A few years ago I read a book written by a former Daily Telegraph journalist who had ‘cashed in his chips’ and returned to education, undertaking the MBA at Harvard Business School. The title was a play on the eponymous (if eponymous means egotistical self aggrandising) tome “What they didn’t teach you at Harvard Business School”, in this case the negative becoming a positive.
Having read several such books in my time it does appear to me that everyone has an angle, everyone has a view, everyone has a model and there is no single one right answer to leading (whether than be teams or larger organisations).
In the course of carrying out my day job I encounter lots of different people in many different roles and in the course of my reflections and in discussions with them I have landed on two qualities that very few of the books, courses or similar capture and I have chosen to represent them in a way serious and grown up manner…
The first is resilience represented thus:
Why a weeble? Well of course weebles wobble but they don’t fall down. However much you bash them, push them or drop them they just bounce back to where to upright with their fixed smile on their faces.

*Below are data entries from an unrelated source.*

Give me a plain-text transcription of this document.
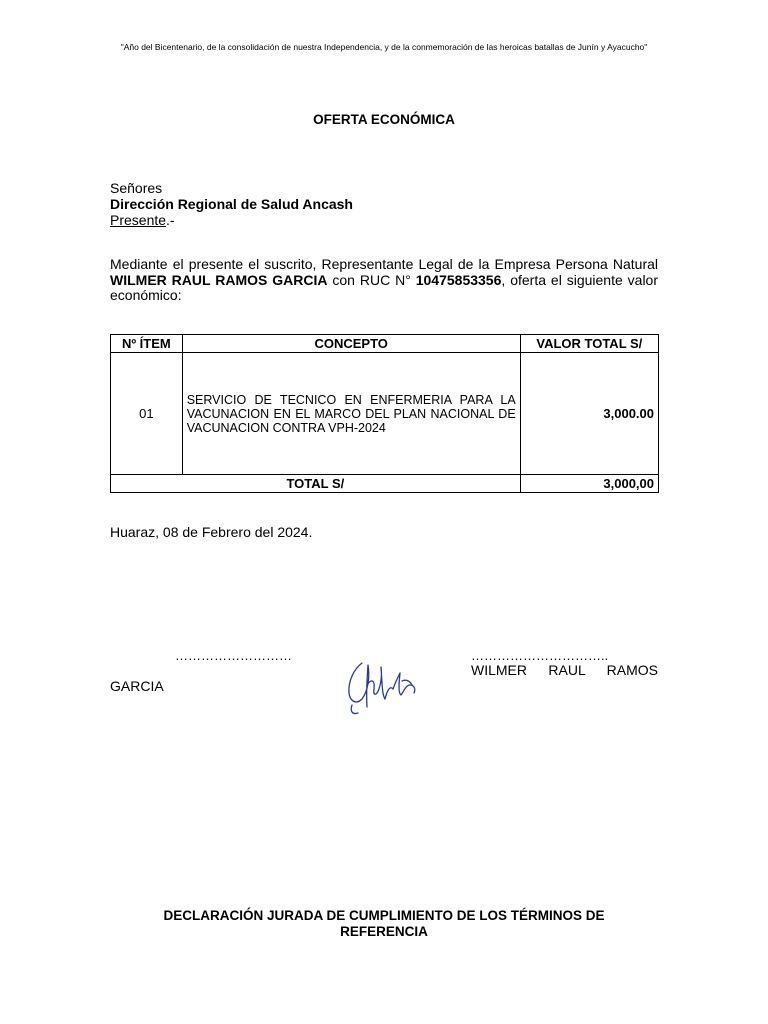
"Año del Bicentenario, de la consolidación de nuestra Independencia, y de la conmemoración de las heroicas batallas de Junín y Ayacucho"
OFERTA ECONÓMICA
Señores
Dirección Regional de Salud Ancash
Presente.-
Mediante el presente el suscrito, Representante Legal de la Empresa Persona Natural WILMER RAUL RAMOS GARCIA con RUC N° 10475853356, oferta el siguiente valor económico:
Nº ÍTEM	CONCEPTO	VALOR TOTAL S/
01	SERVICIO DE TECNICO EN ENFERMERIA PARA LA VACUNACION EN EL MARCO DEL PLAN NACIONAL DE VACUNACION CONTRA VPH-2024	3,000.00
TOTAL S/		3,000,00
Huaraz, 08 de Febrero del 2024.
………………………	…………………………..
WILMER     RAUL     RAMOS
GARCIA
DECLARACIÓN JURADA DE CUMPLIMIENTO DE LOS TÉRMINOS DE
REFERENCIA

It’s interesting at times watching leaders facing challenges of various size and import and noticing what nature of challenge really impacts their resilience and how they cope with it. The thought that keeps on coming back to me is that resilience is definitely not born but made and made through a variety of routes the most effective of which appears to be previous failure.

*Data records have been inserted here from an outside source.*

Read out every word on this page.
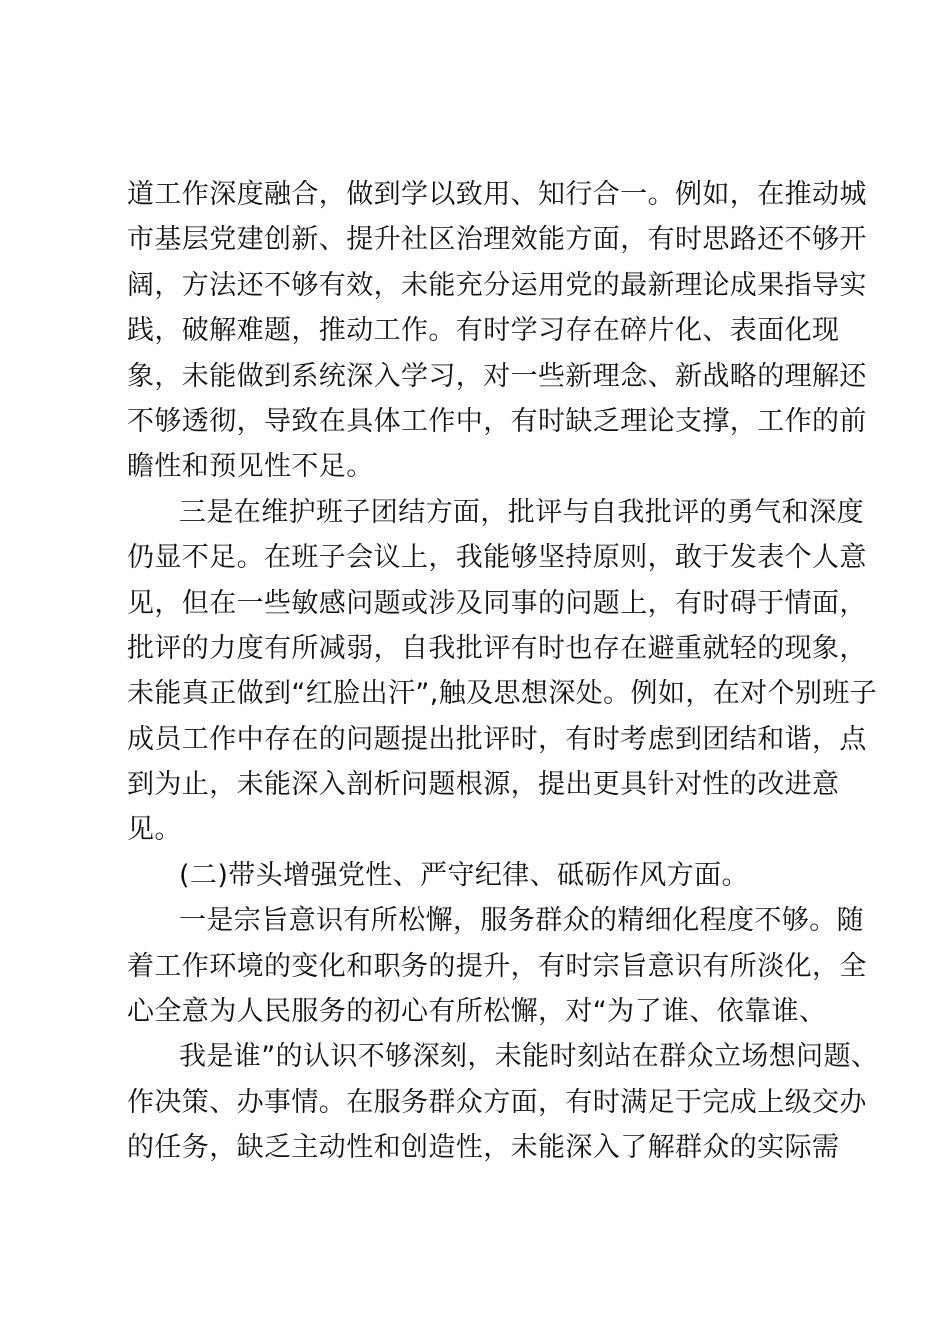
道工作深度融合，做到学以致用、知行合一。例如，在推动城
市基层党建创新、提升社区治理效能方面，有时思路还不够开
阔，方法还不够有效，未能充分运用党的最新理论成果指导实
践，破解难题，推动工作。有时学习存在碎片化、表面化现
象，未能做到系统深入学习，对一些新理念、新战略的理解还
不够透彻，导致在具体工作中，有时缺乏理论支撑，工作的前
瞻性和预见性不足。
三是在维护班子团结方面，批评与自我批评的勇气和深度
仍显不足。在班子会议上，我能够坚持原则，敢于发表个人意
见，但在一些敏感问题或涉及同事的问题上，有时碍于情面，
批评的力度有所减弱，自我批评有时也存在避重就轻的现象，
未能真正做到“红脸出汗”,触及思想深处。例如，在对个别班子
成员工作中存在的问题提出批评时，有时考虑到团结和谐，点
到为止，未能深入剖析问题根源，提出更具针对性的改进意
见。
(二)带头增强党性、严守纪律、砥砺作风方面。
一是宗旨意识有所松懈，服务群众的精细化程度不够。随
着工作环境的变化和职务的提升，有时宗旨意识有所淡化，全
心全意为人民服务的初心有所松懈，对“为了谁、依靠谁、
我是谁”的认识不够深刻，未能时刻站在群众立场想问题、
作决策、办事情。在服务群众方面，有时满足于完成上级交办
的任务，缺乏主动性和创造性，未能深入了解群众的实际需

I remember a conversation in a previous life when two colleagues at risk of redundancy reacted very differently to the situation. The first was in a flat panic about what it could all mean, the second calm and collected. It seemed at the time the latter’s calm was based on firstly having been through redundancy before and secondly having an innate confidence in their ability to find another job.
You know that saying ‘what doesn’t kill you makes you stronger’. That (to a point!)

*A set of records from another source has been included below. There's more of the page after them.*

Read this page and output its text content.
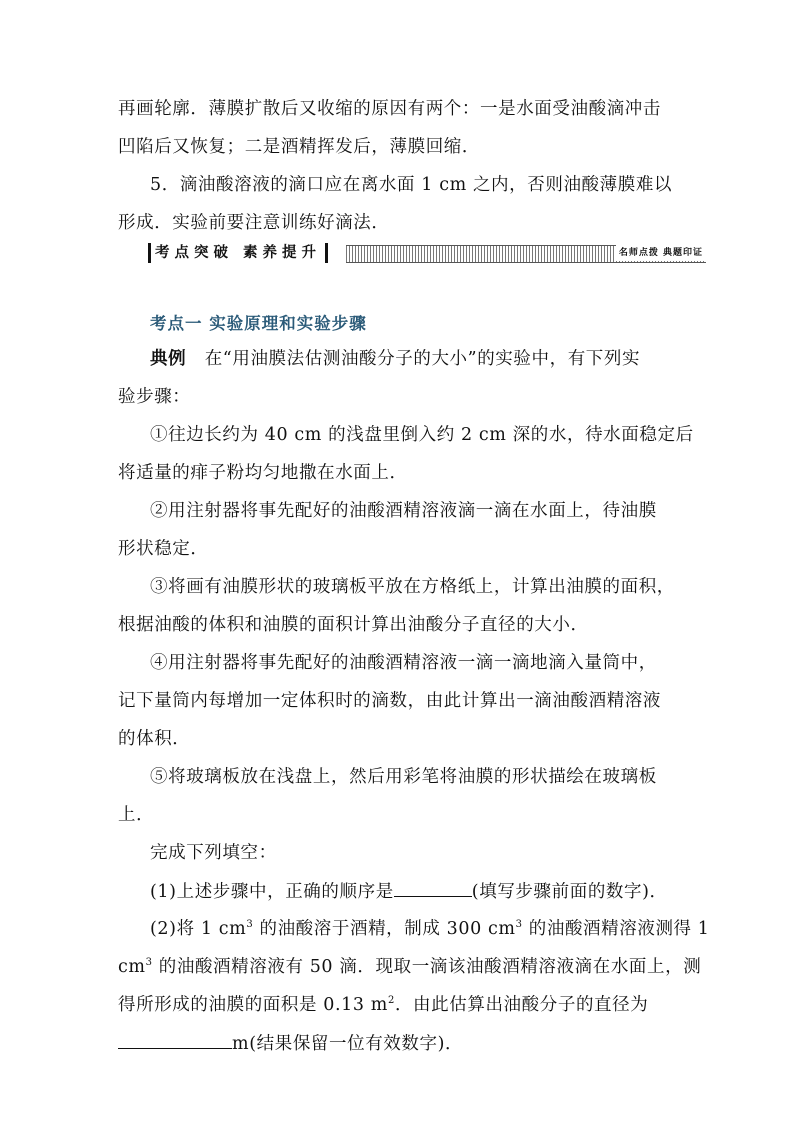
再画轮廓．薄膜扩散后又收缩的原因有两个：一是水面受油酸滴冲击
凹陷后又恢复；二是酒精挥发后，薄膜回缩．
5．滴油酸溶液的滴口应在离水面 1 cm 之内，否则油酸薄膜难以
形成．实验前要注意训练好滴法．
考点突破 素养提升	名师点拨 典题印证
考点一 实验原理和实验步骤
典例 在“用油膜法估测油酸分子的大小”的实验中，有下列实
验步骤：
①往边长约为 40 cm 的浅盘里倒入约 2 cm 深的水，待水面稳定后
将适量的痱子粉均匀地撒在水面上．
②用注射器将事先配好的油酸酒精溶液滴一滴在水面上，待油膜
形状稳定．
③将画有油膜形状的玻璃板平放在方格纸上，计算出油膜的面积，
根据油酸的体积和油膜的面积计算出油酸分子直径的大小．
④用注射器将事先配好的油酸酒精溶液一滴一滴地滴入量筒中，
记下量筒内每增加一定体积时的滴数，由此计算出一滴油酸酒精溶液
的体积．
⑤将玻璃板放在浅盘上，然后用彩笔将油膜的形状描绘在玻璃板
上．
完成下列填空：
(1)上述步骤中，正确的顺序是	(填写步骤前面的数字)．
(2)将 1 $cm^3$ 的油酸溶于酒精，制成 300 $cm^3$ 的油酸酒精溶液测得 1
$cm^3$ 的油酸酒精溶液有 50 滴．现取一滴该油酸酒精溶液滴在水面上，测
得所形成的油膜的面积是 0.13 $m^2$．由此估算出油酸分子的直径为
m(结果保留一位有效数字)．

The second is persistence, represented thus:
Why Wile E. Coyote? Well if you’ve watched the cartoon Mr Coyote NEVER EVER gives up. There he is episode after episode desperately trying to get the Roadrunner. He usually ends up in some form of pain or suffering some dreadful injury (and in an organisational context we must be mindful of this!!) but he remains steadfastly commited to his objective.
A management consultant may question is his objective correct and I am sure he would be better served in beginning a form of shared reward with his main supplier ACME products but it’s not creativity, innovation or continuous improvement that defines Wile – it’s persistence.
Unlike resilience which is I think something one develops with time, persistence is definitely in the state of mind category. Apparently it was W.E. Hickson who said “if at first you don’t succeed, try, try and try again” although W.C. Fields did develop that a little later “If at first you don’t succeed, try, try again. Then quit. There’s no point in being a damn fool about it”. It appears to me at times that the numbers of ‘try’ aren’t where they could be and it’s something we would all benefit from.